Rachel searches for answers in the magazine pictures that seem to fascinate Jake. She studies the naked women, especially the big-breasted woman with the
purple smudges around her eyes.

One night, she finds a plastic case of eyeshadow in a secretary’s desk. She steals it and takes it back to her cage.

The next evening, as soon as the center is quiet, she upturns her metal food dish and regards her reflection in the shiny bottom. Squatting, she balances the eye shadow case on one knee and examines its contents: a tiny makeup brush and three shades
of eye shadow—Indian Blue, Forest Green, and Wildly Violet. Rachel chooses the shade labeled Wildly Violet.
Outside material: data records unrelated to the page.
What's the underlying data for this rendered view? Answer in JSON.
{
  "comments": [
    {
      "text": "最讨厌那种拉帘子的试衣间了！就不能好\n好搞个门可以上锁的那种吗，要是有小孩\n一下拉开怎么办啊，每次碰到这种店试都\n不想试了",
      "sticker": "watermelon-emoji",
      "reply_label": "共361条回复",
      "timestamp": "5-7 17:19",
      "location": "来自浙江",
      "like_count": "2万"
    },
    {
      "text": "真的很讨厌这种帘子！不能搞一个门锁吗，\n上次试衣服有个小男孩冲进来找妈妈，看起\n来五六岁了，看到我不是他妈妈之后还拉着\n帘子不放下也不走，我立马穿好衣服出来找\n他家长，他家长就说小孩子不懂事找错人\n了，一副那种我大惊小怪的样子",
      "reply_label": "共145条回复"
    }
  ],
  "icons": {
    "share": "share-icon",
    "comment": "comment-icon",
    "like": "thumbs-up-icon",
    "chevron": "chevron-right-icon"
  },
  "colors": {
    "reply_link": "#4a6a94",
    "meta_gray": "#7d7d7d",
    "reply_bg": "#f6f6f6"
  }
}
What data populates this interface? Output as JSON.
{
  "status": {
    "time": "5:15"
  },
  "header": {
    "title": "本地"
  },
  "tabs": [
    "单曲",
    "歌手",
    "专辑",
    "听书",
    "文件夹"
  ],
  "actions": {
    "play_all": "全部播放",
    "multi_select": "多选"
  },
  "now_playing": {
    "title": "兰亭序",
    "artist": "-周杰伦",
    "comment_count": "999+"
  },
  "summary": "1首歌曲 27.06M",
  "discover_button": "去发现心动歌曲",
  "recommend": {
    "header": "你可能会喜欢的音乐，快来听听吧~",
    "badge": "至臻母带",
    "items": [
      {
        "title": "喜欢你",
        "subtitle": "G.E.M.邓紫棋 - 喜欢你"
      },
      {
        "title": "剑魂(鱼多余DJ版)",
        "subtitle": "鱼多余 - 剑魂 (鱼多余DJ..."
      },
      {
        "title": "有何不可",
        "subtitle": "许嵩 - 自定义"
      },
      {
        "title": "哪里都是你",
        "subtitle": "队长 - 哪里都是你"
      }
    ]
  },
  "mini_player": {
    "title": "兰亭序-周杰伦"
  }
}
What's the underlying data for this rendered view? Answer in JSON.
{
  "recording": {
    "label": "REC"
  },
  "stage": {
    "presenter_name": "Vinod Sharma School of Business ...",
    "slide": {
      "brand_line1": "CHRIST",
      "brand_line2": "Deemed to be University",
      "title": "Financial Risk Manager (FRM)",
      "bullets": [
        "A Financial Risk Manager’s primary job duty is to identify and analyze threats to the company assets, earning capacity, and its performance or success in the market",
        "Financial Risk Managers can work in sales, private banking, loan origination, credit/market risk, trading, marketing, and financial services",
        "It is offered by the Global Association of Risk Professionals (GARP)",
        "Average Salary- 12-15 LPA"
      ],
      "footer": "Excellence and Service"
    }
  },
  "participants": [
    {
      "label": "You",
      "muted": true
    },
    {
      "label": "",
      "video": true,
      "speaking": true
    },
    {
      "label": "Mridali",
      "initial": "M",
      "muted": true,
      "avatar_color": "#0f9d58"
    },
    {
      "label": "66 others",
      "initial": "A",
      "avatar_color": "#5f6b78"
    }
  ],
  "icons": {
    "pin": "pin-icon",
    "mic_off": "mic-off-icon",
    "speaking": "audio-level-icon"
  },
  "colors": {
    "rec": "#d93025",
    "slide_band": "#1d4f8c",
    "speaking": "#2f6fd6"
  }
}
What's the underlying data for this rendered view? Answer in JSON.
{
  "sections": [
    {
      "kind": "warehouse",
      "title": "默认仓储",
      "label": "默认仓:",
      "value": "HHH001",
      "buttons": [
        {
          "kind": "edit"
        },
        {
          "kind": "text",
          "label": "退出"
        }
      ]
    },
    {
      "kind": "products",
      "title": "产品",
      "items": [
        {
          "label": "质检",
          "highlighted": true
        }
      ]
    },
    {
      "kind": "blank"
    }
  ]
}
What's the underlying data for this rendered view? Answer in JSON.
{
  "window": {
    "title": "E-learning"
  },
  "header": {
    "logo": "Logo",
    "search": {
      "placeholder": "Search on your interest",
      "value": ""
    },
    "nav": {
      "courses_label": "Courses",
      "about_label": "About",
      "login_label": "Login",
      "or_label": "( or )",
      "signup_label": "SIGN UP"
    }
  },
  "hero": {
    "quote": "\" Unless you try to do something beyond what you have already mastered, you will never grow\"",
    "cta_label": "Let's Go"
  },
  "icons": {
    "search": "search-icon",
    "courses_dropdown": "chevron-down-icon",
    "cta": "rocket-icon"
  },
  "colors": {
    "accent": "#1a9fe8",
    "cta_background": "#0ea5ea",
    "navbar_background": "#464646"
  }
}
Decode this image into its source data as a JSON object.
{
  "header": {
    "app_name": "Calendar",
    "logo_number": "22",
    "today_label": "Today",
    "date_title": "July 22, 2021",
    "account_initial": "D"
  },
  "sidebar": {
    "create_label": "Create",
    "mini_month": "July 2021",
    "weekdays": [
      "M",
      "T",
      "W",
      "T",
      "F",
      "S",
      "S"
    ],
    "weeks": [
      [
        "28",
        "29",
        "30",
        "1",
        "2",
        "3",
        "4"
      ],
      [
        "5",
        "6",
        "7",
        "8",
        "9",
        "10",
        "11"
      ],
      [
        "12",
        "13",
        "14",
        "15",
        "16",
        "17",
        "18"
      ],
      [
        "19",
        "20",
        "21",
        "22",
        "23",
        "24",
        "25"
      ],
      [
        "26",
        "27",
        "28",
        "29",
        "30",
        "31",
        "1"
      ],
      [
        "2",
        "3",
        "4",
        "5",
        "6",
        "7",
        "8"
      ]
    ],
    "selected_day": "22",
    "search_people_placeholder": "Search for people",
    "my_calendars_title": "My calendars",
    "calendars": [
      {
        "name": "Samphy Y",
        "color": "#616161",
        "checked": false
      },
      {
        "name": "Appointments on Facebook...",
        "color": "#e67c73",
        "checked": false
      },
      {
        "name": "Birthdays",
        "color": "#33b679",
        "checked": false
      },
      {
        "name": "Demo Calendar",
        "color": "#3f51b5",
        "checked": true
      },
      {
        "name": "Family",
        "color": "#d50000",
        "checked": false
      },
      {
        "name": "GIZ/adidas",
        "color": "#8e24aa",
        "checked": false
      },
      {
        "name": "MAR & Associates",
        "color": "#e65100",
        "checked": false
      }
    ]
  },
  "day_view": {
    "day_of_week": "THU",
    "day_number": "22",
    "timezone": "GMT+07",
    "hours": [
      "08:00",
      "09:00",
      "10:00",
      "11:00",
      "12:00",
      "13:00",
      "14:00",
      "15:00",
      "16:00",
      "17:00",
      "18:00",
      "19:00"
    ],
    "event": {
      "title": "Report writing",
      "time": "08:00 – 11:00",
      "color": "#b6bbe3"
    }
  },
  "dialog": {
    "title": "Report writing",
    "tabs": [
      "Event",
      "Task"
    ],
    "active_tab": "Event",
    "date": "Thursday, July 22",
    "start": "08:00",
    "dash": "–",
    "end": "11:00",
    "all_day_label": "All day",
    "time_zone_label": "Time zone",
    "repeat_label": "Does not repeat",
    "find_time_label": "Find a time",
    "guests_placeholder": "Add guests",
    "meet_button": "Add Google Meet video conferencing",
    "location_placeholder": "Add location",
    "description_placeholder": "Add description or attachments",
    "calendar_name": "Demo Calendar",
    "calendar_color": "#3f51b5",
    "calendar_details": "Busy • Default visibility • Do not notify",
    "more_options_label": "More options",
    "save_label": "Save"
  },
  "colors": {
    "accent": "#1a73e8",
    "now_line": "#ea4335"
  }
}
Using one finger to hold her right eye closed, she dabs her eyelid carefully with the makeup brush, leaving a gaudy orchid-colored smudge on her brown skin. She studies the smudge critically, then adds to it, smearing the color beyond the corner of her eyelid until it disappears in her
brown fur. The color gives her eye a carnival brightness, a lunatic gaiety. Working with great care, she matches the effect on the other side, then smiles at her reflection, blinking coquettishly.

In the other cage, Johnson bares his teeth and shakes the mesh. She ignores him.

When Jake comes to let her out, he frowns at her eyes.
Did you hurt yourself?
he asks.

No
, she says. Then, after a
pause,
Don’t you like it?

Jake squats beside her and stares at her eyes. Rachel puts a hand on his knee and her heart pounds at her own boldness.
You are a very strange monkey
, he signs.

Rachel is afraid to move. Her hand on his knee closes into a fist; her face folds in on itself, puckering around the eyes.